In January, Panera Bread (NASDAQ: PNRA ) celebrated its 10th year of sourcing meat raised without the use of excess antibiotics. Cutting down on the processed nature of the food it serves has become a mark of pride for Panera, and the success of Chipotle Mexican Grill (NYSE: CMG ) has no doubt had some effect on how the brand portrays itself.
The value of sustainability
Over the last decade or so, a movement has been growing in almost every sector -- clean and green. Auto manufacturers are touting their high gas mileage, banks are reporting on their sustainability, and even Web hosts are singing the renewable energy song. While everyone is on the bandwagon, there are a few drivers up front, leading the way.

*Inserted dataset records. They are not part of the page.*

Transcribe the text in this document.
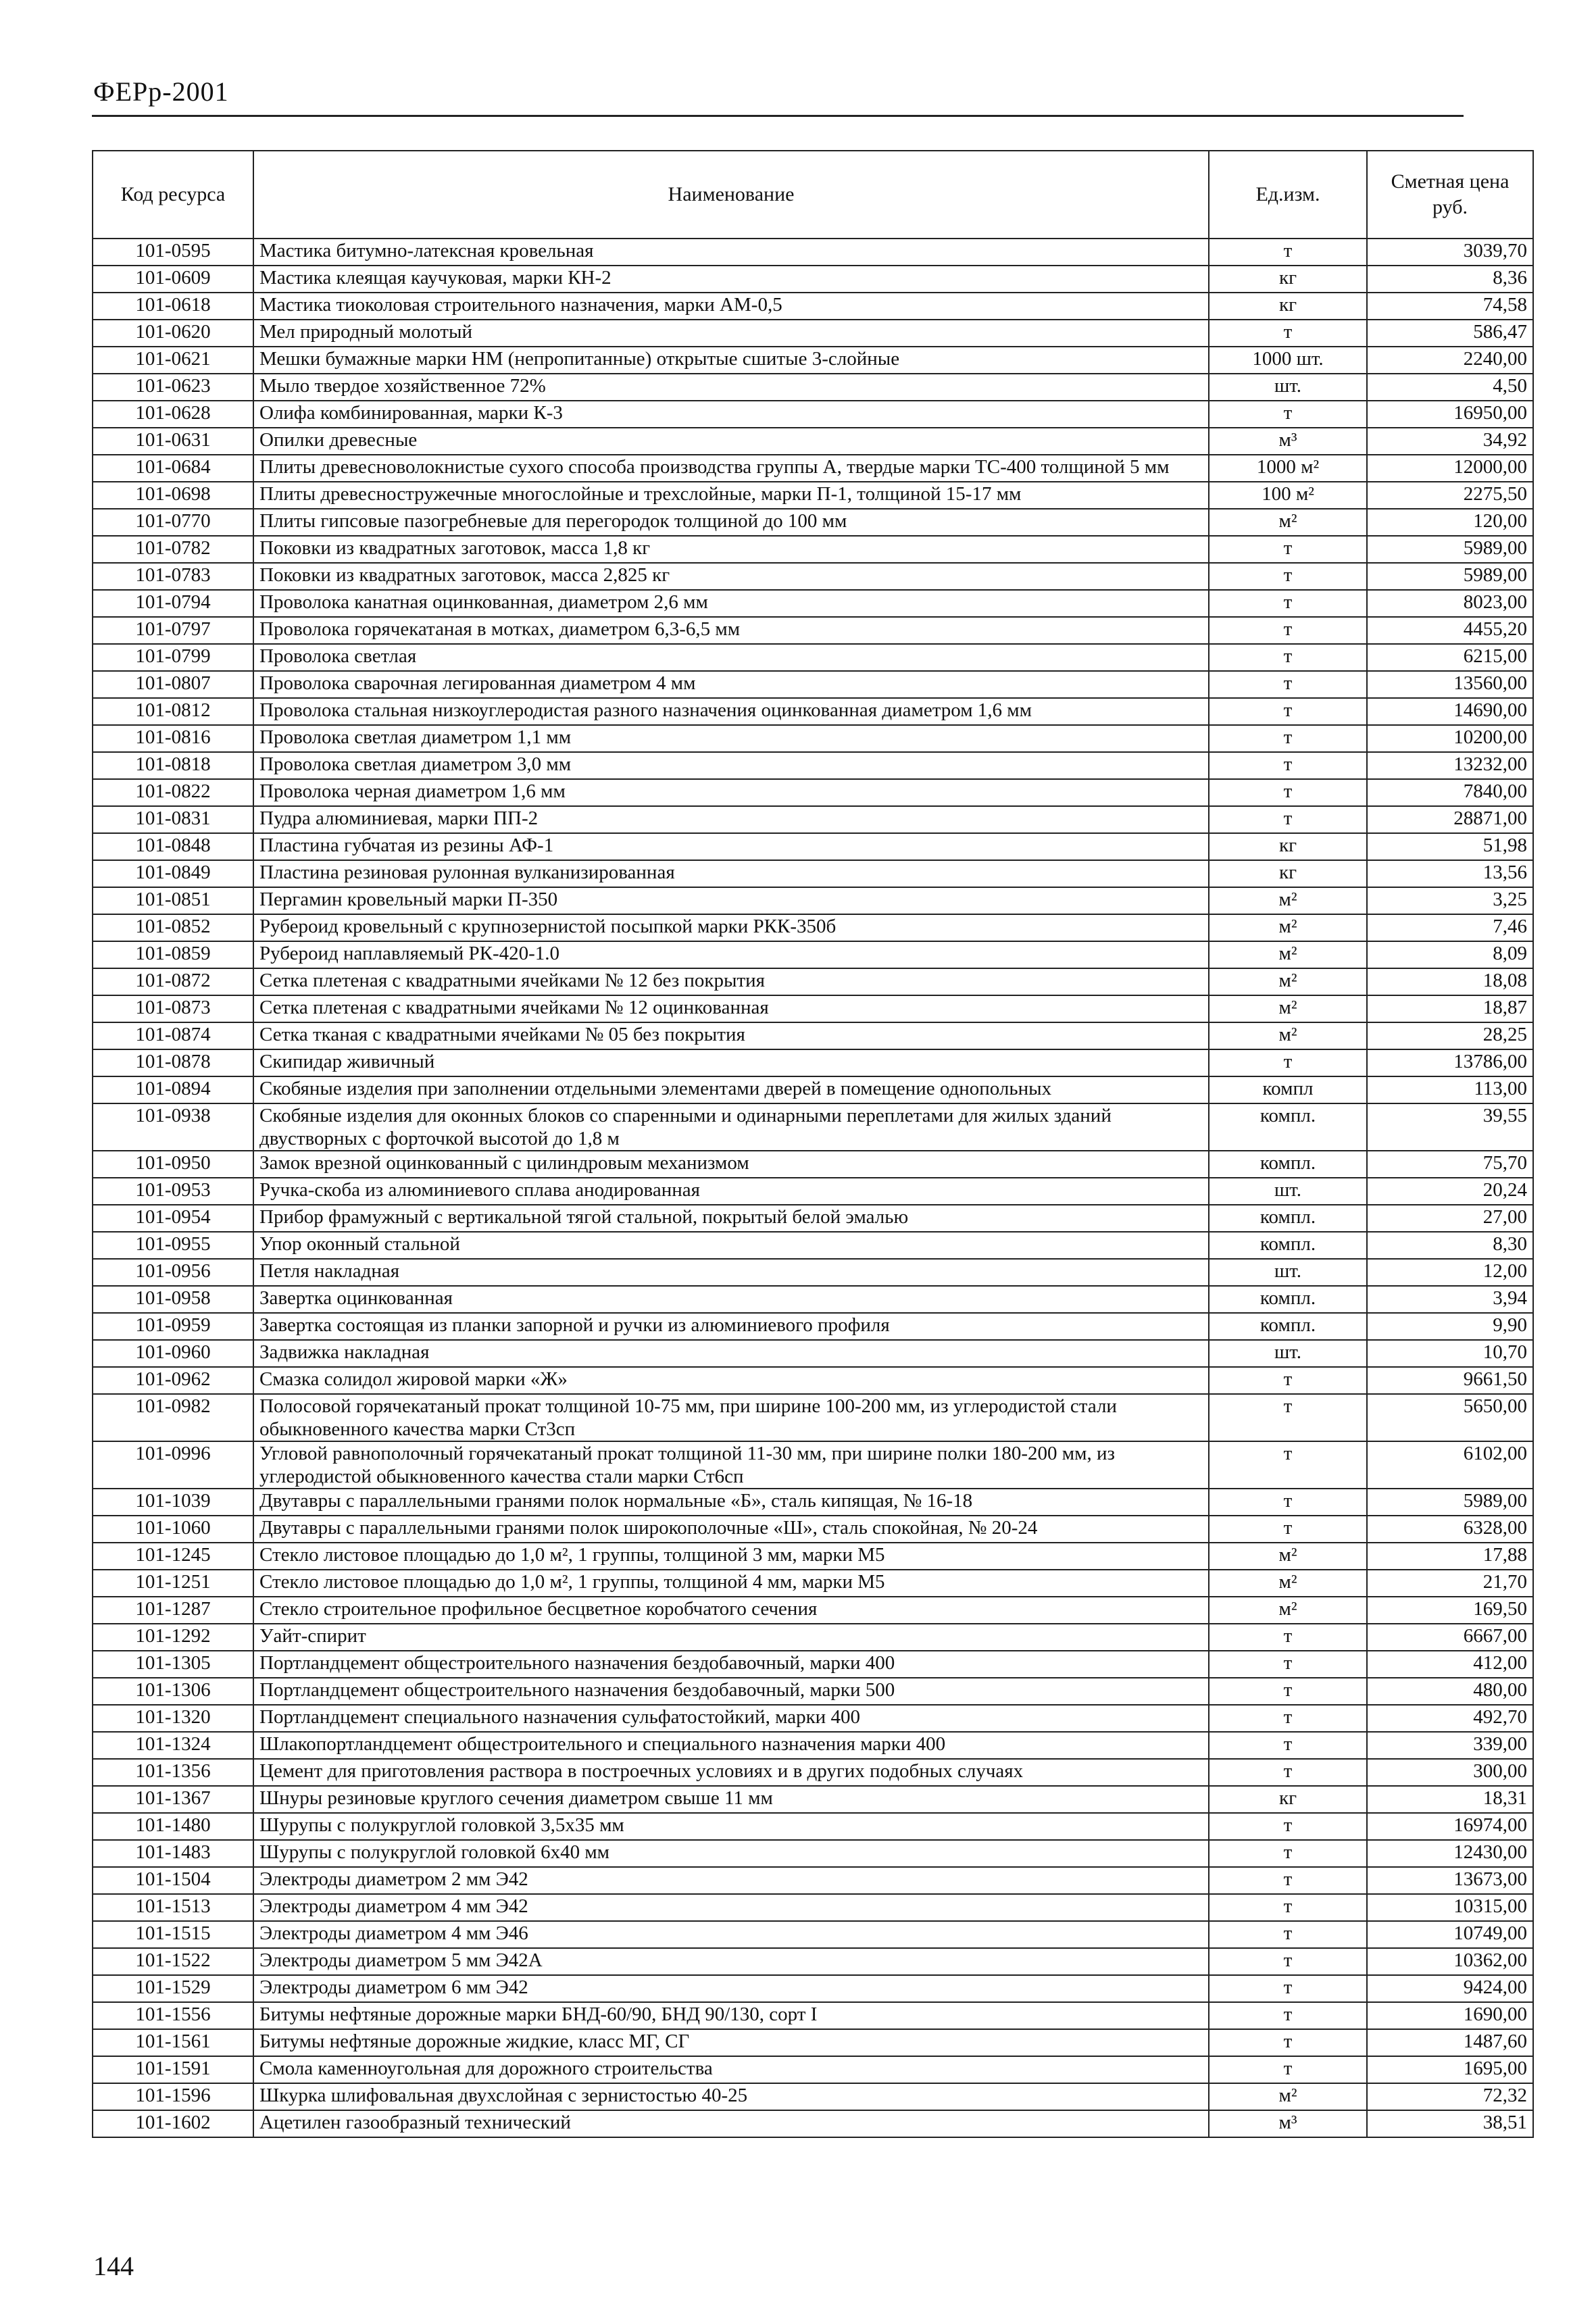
ФЕРр-2001
Код ресурса	Наименование	Ед.изм.	Сметная цена руб.
101-0595	Мастика битумно-латексная кровельная	т	3039,70
101-0609	Мастика клеящая каучуковая, марки КН-2	кг	8,36
101-0618	Мастика тиоколовая строительного назначения, марки АМ-0,5	кг	74,58
101-0620	Мел природный молотый	т	586,47
101-0621	Мешки бумажные марки НМ (непропитанные) открытые сшитые 3-слойные	1000 шт.	2240,00
101-0623	Мыло твердое хозяйственное 72%	шт.	4,50
101-0628	Олифа комбинированная, марки К-3	т	16950,00
101-0631	Опилки древесные	м³	34,92
101-0684	Плиты древесноволокнистые сухого способа производства группы А, твердые марки ТС-400 толщиной 5 мм	1000 м²	12000,00
101-0698	Плиты древесностружечные многослойные и трехслойные, марки П-1, толщиной 15-17 мм	100 м²	2275,50
101-0770	Плиты гипсовые пазогребневые для перегородок толщиной до 100 мм	м²	120,00
101-0782	Поковки из квадратных заготовок, масса 1,8 кг	т	5989,00
101-0783	Поковки из квадратных заготовок, масса 2,825 кг	т	5989,00
101-0794	Проволока канатная оцинкованная, диаметром 2,6 мм	т	8023,00
101-0797	Проволока горячекатаная в мотках, диаметром 6,3-6,5 мм	т	4455,20
101-0799	Проволока светлая	т	6215,00
101-0807	Проволока сварочная легированная диаметром 4 мм	т	13560,00
101-0812	Проволока стальная низкоуглеродистая разного назначения оцинкованная диаметром 1,6 мм	т	14690,00
101-0816	Проволока светлая диаметром 1,1 мм	т	10200,00
101-0818	Проволока светлая диаметром 3,0 мм	т	13232,00
101-0822	Проволока черная диаметром 1,6 мм	т	7840,00
101-0831	Пудра алюминиевая, марки ПП-2	т	28871,00
101-0848	Пластина губчатая из резины АФ-1	кг	51,98
101-0849	Пластина резиновая рулонная вулканизированная	кг	13,56
101-0851	Пергамин кровельный марки П-350	м²	3,25
101-0852	Рубероид кровельный с крупнозернистой посыпкой марки РКК-350б	м²	7,46
101-0859	Рубероид наплавляемый РК-420-1.0	м²	8,09
101-0872	Сетка плетеная с квадратными ячейками № 12 без покрытия	м²	18,08
101-0873	Сетка плетеная с квадратными ячейками № 12 оцинкованная	м²	18,87
101-0874	Сетка тканая с квадратными ячейками № 05 без покрытия	м²	28,25
101-0878	Скипидар живичный	т	13786,00
101-0894	Скобяные изделия при заполнении отдельными элементами дверей в помещение однопольных	компл	113,00
101-0938	Скобяные изделия для оконных блоков со спаренными и одинарными переплетами для жилых зданий двустворных с форточкой высотой до 1,8 м	компл.	39,55
101-0950	Замок врезной оцинкованный с цилиндровым механизмом	компл.	75,70
101-0953	Ручка-скоба из алюминиевого сплава анодированная	шт.	20,24
101-0954	Прибор фрамужный с вертикальной тягой стальной, покрытый белой эмалью	компл.	27,00
101-0955	Упор оконный стальной	компл.	8,30
101-0956	Петля накладная	шт.	12,00
101-0958	Завертка оцинкованная	компл.	3,94
101-0959	Завертка состоящая из планки запорной и ручки из алюминиевого профиля	компл.	9,90
101-0960	Задвижка накладная	шт.	10,70
101-0962	Смазка солидол жировой марки «Ж»	т	9661,50
101-0982	Полосовой горячекатаный прокат толщиной 10-75 мм, при ширине 100-200 мм, из углеродистой стали обыкновенного качества марки Ст3сп	т	5650,00
101-0996	Угловой равнополочный горячекатаный прокат толщиной 11-30 мм, при ширине полки 180-200 мм, из углеродистой обыкновенного качества стали марки Ст6сп	т	6102,00
101-1039	Двутавры с параллельными гранями полок нормальные «Б», сталь кипящая, № 16-18	т	5989,00
101-1060	Двутавры с параллельными гранями полок широкополочные «Ш», сталь спокойная, № 20-24	т	6328,00
101-1245	Стекло листовое площадью до 1,0 м², 1 группы, толщиной 3 мм, марки М5	м²	17,88
101-1251	Стекло листовое площадью до 1,0 м², 1 группы, толщиной 4 мм, марки М5	м²	21,70
101-1287	Стекло строительное профильное бесцветное коробчатого сечения	м²	169,50
101-1292	Уайт-спирит	т	6667,00
101-1305	Портландцемент общестроительного назначения бездобавочный, марки 400	т	412,00
101-1306	Портландцемент общестроительного назначения бездобавочный, марки 500	т	480,00
101-1320	Портландцемент специального назначения сульфатостойкий, марки 400	т	492,70
101-1324	Шлакопортландцемент общестроительного и специального назначения марки 400	т	339,00
101-1356	Цемент для приготовления раствора в построечных условиях и в других подобных случаях	т	300,00
101-1367	Шнуры резиновые круглого сечения диаметром свыше 11 мм	кг	18,31
101-1480	Шурупы с полукруглой головкой 3,5х35 мм	т	16974,00
101-1483	Шурупы с полукруглой головкой 6х40 мм	т	12430,00
101-1504	Электроды диаметром 2 мм Э42	т	13673,00
101-1513	Электроды диаметром 4 мм Э42	т	10315,00
101-1515	Электроды диаметром 4 мм Э46	т	10749,00
101-1522	Электроды диаметром 5 мм Э42А	т	10362,00
101-1529	Электроды диаметром 6 мм Э42	т	9424,00
101-1556	Битумы нефтяные дорожные марки БНД-60/90, БНД 90/130, сорт I	т	1690,00
101-1561	Битумы нефтяные дорожные жидкие, класс МГ, СГ	т	1487,60
101-1591	Смола каменноугольная для дорожного строительства	т	1695,00
101-1596	Шкурка шлифовальная двухслойная с зернистостью 40-25	м²	72,32
101-1602	Ацетилен газообразный технический	м³	38,51
144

Since its inception, Chipotle has made a huge deal out of the fact that it uses sustainable and, when available, local ingredients. Chipotle uses organically grown ingredients, sources beans that have been cultivated in a specific manner, and recently added a vegan sofritas filling to the menu. Almost all of that good work makes it way right into the company's advertising as well.

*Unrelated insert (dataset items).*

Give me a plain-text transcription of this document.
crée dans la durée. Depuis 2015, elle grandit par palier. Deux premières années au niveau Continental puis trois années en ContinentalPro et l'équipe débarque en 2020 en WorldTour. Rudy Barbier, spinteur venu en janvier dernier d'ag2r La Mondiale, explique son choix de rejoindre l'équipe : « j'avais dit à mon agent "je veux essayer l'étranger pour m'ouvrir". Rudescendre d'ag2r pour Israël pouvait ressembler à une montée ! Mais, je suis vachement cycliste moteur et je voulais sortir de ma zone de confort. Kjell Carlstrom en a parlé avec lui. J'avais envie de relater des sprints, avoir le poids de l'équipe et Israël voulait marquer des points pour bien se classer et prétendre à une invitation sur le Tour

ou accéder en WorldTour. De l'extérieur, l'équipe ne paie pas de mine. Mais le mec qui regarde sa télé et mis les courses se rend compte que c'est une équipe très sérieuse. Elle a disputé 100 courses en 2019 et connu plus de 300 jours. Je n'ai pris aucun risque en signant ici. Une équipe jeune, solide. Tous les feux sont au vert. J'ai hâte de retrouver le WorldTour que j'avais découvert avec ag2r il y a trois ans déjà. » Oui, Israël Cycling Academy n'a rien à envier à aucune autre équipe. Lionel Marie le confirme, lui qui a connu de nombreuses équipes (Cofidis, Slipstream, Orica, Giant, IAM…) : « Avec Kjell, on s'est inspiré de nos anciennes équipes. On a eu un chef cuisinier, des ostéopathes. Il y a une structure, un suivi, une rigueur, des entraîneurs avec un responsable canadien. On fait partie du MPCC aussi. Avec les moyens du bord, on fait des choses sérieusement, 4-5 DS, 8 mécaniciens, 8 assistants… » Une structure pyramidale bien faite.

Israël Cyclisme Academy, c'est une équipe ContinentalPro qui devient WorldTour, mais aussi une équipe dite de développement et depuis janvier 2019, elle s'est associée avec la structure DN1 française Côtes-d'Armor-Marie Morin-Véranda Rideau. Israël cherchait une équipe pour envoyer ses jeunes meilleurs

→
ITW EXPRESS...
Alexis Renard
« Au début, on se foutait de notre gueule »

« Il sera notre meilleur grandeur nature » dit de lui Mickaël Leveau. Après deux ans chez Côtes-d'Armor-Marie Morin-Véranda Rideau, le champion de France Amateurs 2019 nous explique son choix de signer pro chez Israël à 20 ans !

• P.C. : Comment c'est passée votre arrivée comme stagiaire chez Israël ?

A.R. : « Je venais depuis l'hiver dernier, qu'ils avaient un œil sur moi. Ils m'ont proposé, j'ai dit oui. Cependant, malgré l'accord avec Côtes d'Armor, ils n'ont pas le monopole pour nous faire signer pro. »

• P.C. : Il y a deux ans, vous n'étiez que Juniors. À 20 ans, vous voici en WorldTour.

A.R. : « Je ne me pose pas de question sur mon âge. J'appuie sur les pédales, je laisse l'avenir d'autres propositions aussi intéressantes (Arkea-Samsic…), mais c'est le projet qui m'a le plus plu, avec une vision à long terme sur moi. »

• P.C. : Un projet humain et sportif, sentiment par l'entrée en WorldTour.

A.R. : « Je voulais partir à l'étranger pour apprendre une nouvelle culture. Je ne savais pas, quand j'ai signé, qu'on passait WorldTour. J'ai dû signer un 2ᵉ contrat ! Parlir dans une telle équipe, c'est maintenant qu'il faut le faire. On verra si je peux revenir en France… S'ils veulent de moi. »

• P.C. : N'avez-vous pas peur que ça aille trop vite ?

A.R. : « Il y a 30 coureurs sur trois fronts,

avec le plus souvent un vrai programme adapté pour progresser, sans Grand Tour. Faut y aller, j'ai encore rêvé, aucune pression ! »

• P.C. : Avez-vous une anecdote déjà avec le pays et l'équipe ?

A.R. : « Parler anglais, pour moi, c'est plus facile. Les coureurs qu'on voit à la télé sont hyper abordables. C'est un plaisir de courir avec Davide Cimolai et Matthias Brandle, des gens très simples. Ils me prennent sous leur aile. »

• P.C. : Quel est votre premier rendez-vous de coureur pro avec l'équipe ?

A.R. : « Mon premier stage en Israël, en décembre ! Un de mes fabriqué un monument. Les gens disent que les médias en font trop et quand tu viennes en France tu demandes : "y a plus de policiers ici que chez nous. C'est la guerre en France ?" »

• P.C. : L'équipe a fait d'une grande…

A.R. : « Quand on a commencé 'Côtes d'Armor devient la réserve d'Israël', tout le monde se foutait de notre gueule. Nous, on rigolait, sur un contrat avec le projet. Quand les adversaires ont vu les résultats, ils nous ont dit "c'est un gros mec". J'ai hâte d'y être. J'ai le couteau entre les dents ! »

Panera has also been doing the work for a while, but the focus hasn't been as sharp. Over the past year, though, the business has realized the value in its good works. Now Panera is talking about the food it donates, the meat it sources, and the community cafes it runs, where customers who can't afford food can still eat.
Why even bother?
There's certainly an argument to be made about the value of any specific sustainability action. Maybe it makes sense to offset your carbon footprint, maybe not. What you can't argue with, though, is the success that Chipotle has had. While the business is driven by its fast and flavorful food, it's also getting a boost from its self-portrait, painted as the brand that cares. Over the last 12 months, the company's stock has hammered the return of the S&P 500.

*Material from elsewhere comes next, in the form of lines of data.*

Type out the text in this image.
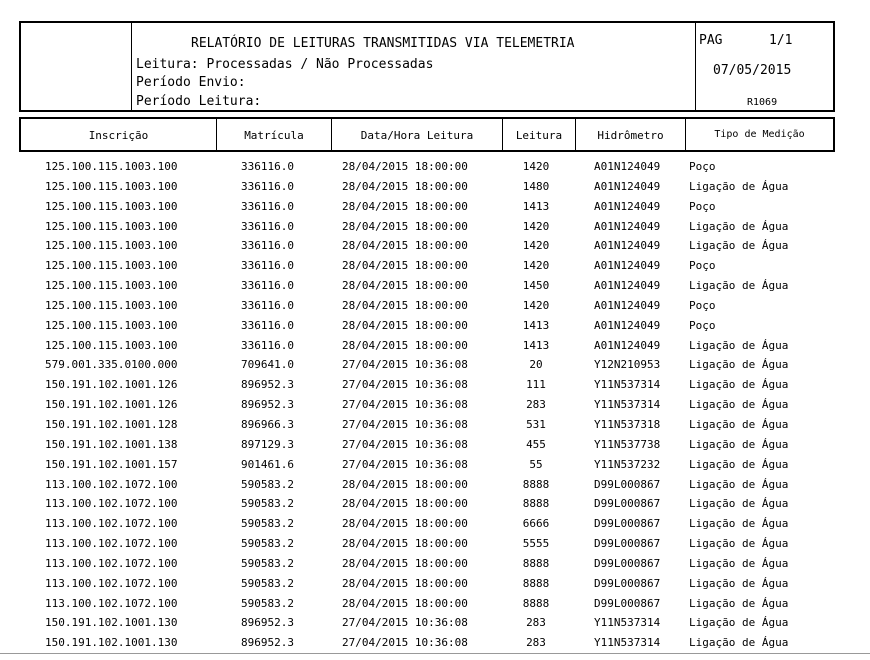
RELATÓRIO DE LEITURAS TRANSMITIDAS VIA TELEMETRIA
Leitura: Processadas / Não Processadas
Período Envio:
Período Leitura:
PAG	1/1
07/05/2015
R1069
Inscrição	Matrícula	Data/Hora Leitura	Leitura	Hidrômetro	Tipo de Medição
125.100.115.1003.100	336116.0	28/04/2015 18:00:00	1420	A01N124049	Poço
125.100.115.1003.100	336116.0	28/04/2015 18:00:00	1480	A01N124049	Ligação de Água
125.100.115.1003.100	336116.0	28/04/2015 18:00:00	1413	A01N124049	Poço
125.100.115.1003.100	336116.0	28/04/2015 18:00:00	1420	A01N124049	Ligação de Água
125.100.115.1003.100	336116.0	28/04/2015 18:00:00	1420	A01N124049	Ligação de Água
125.100.115.1003.100	336116.0	28/04/2015 18:00:00	1420	A01N124049	Poço
125.100.115.1003.100	336116.0	28/04/2015 18:00:00	1450	A01N124049	Ligação de Água
125.100.115.1003.100	336116.0	28/04/2015 18:00:00	1420	A01N124049	Poço
125.100.115.1003.100	336116.0	28/04/2015 18:00:00	1413	A01N124049	Poço
125.100.115.1003.100	336116.0	28/04/2015 18:00:00	1413	A01N124049	Ligação de Água
579.001.335.0100.000	709641.0	27/04/2015 10:36:08	20	Y12N210953	Ligação de Água
150.191.102.1001.126	896952.3	27/04/2015 10:36:08	111	Y11N537314	Ligação de Água
150.191.102.1001.126	896952.3	27/04/2015 10:36:08	283	Y11N537314	Ligação de Água
150.191.102.1001.128	896966.3	27/04/2015 10:36:08	531	Y11N537318	Ligação de Água
150.191.102.1001.138	897129.3	27/04/2015 10:36:08	455	Y11N537738	Ligação de Água
150.191.102.1001.157	901461.6	27/04/2015 10:36:08	55	Y11N537232	Ligação de Água
113.100.102.1072.100	590583.2	28/04/2015 18:00:00	8888	D99L000867	Ligação de Água
113.100.102.1072.100	590583.2	28/04/2015 18:00:00	8888	D99L000867	Ligação de Água
113.100.102.1072.100	590583.2	28/04/2015 18:00:00	6666	D99L000867	Ligação de Água
113.100.102.1072.100	590583.2	28/04/2015 18:00:00	5555	D99L000867	Ligação de Água
113.100.102.1072.100	590583.2	28/04/2015 18:00:00	8888	D99L000867	Ligação de Água
113.100.102.1072.100	590583.2	28/04/2015 18:00:00	8888	D99L000867	Ligação de Água
113.100.102.1072.100	590583.2	28/04/2015 18:00:00	8888	D99L000867	Ligação de Água
150.191.102.1001.130	896952.3	27/04/2015 10:36:08	283	Y11N537314	Ligação de Água
150.191.102.1001.130	896952.3	27/04/2015 10:36:08	283	Y11N537314	Ligação de Água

Panera, on the other hand, has put up a lackluster showing. Bad weather has put the brand on the back foot, and through the beginning of February, the road was still looking bumpy. By adding a feel-good sustainability component to the brand message, Panera is hoping to bring in extra traffic even when the weather turns against it.
As the last quarter showed, there's still some work to be done. Chipotle had no problem impressing the market with its early winter results, showing that when the going gets tough, the masses are headed to its restaurants, not Panera's. Still, there's a lot of value in the work that Panera is doing, and it just takes a few good ad campaigns to bring that value to bear on the bottom line. With close to a year of lag time in major marketing campaigns, this may be the quarter that Panera starts to really show some upside from its sourcing.